ICARUS: Verhaltensbeobachtung von Tieren durch Minisender und Satelliten

1_ueberblick_icarus_mpiab_c_maxcine
© MPIAB_MaxCine

Ein satellitengestütztes System zur Beobachtung von Tieren soll bei der Erforschung von Infektionskrankheiten, der Vorhersage von Naturkatastrophen und dem Artenschutz helfen.

Autor Leonie Asendorpf, 30.07.20

Übersetzung Leonie Asendorpf:

Naturkatastrophen, Artensterben, Infektionskrankheiten – durch den Klimawandel und den massiven Eingriff des Menschen in die globale Natur- und Tierwelt werden diese Phänomene zu immer größeren Gefahren für unser gesamtes Ökosystem. Forschende weltweit arbeiten bereits an Lösungen für diese Herausforderungen. Ein Problem dabei: oftmals werden die erfassten Forschungsdaten nur lokal gespeichert, was einen Überblick über die gesamte Datenlage erschwert. Gerade in der aktuellen Pandemie zeigt sich jedoch, dass es in Zukunft immer wichtiger wird, genau dieses Wissen zu teilen, um international gegen Naturkatastrophen, Infektionskrankheiten und das Sterben zahlreicher Tier- und Pflanzenarten ankämpfen zu können.

Die internationale Kooperation ICARUS („International Cooperation for Animal Research Using Space“) will diese Wissenslücke nun schließen. Mit offen geteilten Daten über das Verhalten von Tieren und einem satellitengestützten System wollen die Forschenden die Bewältigung zukünftiger Herausforderungen erleichtern. Das Projekt wird von einer Forschungsgruppe des Max-Planck-Instituts für Verhaltensbiologie (MPI Radolfzell/Konstanz) und der Universität Konstanz geleitet. Außerdem wird es von der russischen Raumfahrtbehörde Roskosmos, dem Deutschen Zentrum für Luft- und Raumfahrt (DLR), sowie der Europäischen Weltraumbehörde ESA unterstützt.

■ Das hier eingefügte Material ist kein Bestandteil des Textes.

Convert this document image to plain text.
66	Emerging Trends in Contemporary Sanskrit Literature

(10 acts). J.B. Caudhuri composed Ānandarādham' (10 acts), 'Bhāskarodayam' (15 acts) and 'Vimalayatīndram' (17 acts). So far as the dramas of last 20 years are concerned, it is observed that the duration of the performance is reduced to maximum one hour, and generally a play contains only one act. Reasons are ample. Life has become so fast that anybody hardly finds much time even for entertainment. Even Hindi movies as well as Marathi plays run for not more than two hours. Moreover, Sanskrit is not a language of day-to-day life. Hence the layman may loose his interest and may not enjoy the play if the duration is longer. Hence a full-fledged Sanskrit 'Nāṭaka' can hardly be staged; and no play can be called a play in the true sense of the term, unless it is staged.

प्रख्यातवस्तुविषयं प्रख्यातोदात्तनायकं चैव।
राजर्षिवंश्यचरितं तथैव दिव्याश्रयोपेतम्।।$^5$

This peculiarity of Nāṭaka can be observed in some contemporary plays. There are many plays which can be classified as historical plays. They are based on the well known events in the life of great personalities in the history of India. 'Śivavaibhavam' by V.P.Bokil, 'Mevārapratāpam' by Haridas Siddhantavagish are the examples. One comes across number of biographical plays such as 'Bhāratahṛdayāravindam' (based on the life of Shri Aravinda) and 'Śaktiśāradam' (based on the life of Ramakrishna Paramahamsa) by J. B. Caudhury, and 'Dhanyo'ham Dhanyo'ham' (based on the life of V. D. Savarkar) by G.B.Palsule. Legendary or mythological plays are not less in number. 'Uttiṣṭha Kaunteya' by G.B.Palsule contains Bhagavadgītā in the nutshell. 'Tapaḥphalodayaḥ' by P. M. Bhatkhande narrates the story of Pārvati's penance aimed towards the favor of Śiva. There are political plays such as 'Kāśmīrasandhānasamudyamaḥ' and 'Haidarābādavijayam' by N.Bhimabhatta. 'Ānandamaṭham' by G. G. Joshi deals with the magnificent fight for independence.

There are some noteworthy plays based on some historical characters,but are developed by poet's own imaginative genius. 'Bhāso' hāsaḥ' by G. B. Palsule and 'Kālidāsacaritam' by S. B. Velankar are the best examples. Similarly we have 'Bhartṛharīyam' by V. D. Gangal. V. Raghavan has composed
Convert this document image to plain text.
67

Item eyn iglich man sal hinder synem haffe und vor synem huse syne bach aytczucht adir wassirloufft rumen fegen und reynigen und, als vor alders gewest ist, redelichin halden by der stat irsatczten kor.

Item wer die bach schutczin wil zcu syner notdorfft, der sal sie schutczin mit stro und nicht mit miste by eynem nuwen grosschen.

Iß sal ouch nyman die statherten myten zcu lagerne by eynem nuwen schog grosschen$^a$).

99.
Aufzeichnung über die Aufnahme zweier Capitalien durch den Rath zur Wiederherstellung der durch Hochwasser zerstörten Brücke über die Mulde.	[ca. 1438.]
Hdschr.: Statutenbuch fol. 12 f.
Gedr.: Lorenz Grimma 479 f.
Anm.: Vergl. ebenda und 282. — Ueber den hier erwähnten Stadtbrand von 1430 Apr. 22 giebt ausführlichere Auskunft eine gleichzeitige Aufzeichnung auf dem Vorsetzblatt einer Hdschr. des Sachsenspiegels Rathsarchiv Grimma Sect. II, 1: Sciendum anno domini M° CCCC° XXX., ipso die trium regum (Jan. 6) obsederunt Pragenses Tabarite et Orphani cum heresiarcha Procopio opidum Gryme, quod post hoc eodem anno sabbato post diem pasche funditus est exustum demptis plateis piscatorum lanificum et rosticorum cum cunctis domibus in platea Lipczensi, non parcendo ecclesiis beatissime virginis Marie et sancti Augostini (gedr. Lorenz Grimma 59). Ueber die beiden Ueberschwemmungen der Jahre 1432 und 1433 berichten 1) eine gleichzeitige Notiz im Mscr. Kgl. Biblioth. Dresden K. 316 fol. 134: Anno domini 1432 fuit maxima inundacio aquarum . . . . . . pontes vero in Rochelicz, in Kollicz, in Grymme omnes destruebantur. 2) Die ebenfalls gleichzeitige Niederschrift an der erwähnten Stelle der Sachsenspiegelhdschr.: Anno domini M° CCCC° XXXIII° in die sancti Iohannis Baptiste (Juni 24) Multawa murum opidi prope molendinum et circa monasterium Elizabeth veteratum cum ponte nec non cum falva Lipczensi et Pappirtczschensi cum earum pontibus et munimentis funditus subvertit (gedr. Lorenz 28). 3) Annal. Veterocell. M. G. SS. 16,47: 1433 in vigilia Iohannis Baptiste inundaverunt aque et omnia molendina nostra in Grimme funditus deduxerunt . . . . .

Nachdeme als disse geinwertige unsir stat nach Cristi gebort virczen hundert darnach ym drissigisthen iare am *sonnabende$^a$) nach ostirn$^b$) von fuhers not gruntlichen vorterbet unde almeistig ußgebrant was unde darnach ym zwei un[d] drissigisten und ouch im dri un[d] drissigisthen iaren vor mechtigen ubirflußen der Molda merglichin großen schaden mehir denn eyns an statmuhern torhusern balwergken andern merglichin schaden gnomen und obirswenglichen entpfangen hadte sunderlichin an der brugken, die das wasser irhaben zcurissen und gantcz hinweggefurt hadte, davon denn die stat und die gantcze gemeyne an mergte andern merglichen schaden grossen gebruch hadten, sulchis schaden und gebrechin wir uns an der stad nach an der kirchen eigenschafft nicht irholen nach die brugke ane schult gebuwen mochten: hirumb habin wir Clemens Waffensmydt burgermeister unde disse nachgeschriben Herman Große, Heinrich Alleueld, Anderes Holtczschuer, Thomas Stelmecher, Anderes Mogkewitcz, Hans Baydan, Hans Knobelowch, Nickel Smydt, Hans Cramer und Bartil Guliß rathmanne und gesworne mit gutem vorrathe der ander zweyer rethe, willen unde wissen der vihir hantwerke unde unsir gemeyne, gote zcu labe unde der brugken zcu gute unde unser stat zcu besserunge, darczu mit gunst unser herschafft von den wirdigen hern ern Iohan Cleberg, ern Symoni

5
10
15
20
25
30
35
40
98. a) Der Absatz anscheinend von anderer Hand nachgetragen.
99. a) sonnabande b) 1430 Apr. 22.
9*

Minisender schicken Beobachtungsdaten an die ISS

Für das Projekt werden Tiere weltweit mit Minisendern ausgerüstet. Diese schicken ihre Messdaten dann an die Internationale Raumstation ISS. Von hier gelangen die Daten an eine Bodenstation, von wo sie an die jeweiligen Forschungsteams geschickt werden. Die Sensoren selbst sind mit einem kleinen Solarpanel, einer Batterie und einer etwa 15cm-langen Antenne ausgestattet.

Während die Sender bei größeren Tieren wie Kühen oder Schafen in Ohrmarken (die sie meist ohnehin schon tragen) oder Halsbänder eingebaut werden, werden größere Vögel wie Störche mit einem Ring am Fuß und kleinere Tiere wie Fledermäuse mit einer Art Umhang versehen, an dem der Sensor befestigt ist. Die Lebensdauer der Tiere wird, laut Martin Wikelski, dem Leiter des ICARUS-Projektes am MPI, dabei nicht negativ beeinflusst. Wie können die Beobachtungsdaten aber nun konkret bei der Vorhersage von Naturkatastrophen oder der Erforschung ökologischer Veränderungen helfen?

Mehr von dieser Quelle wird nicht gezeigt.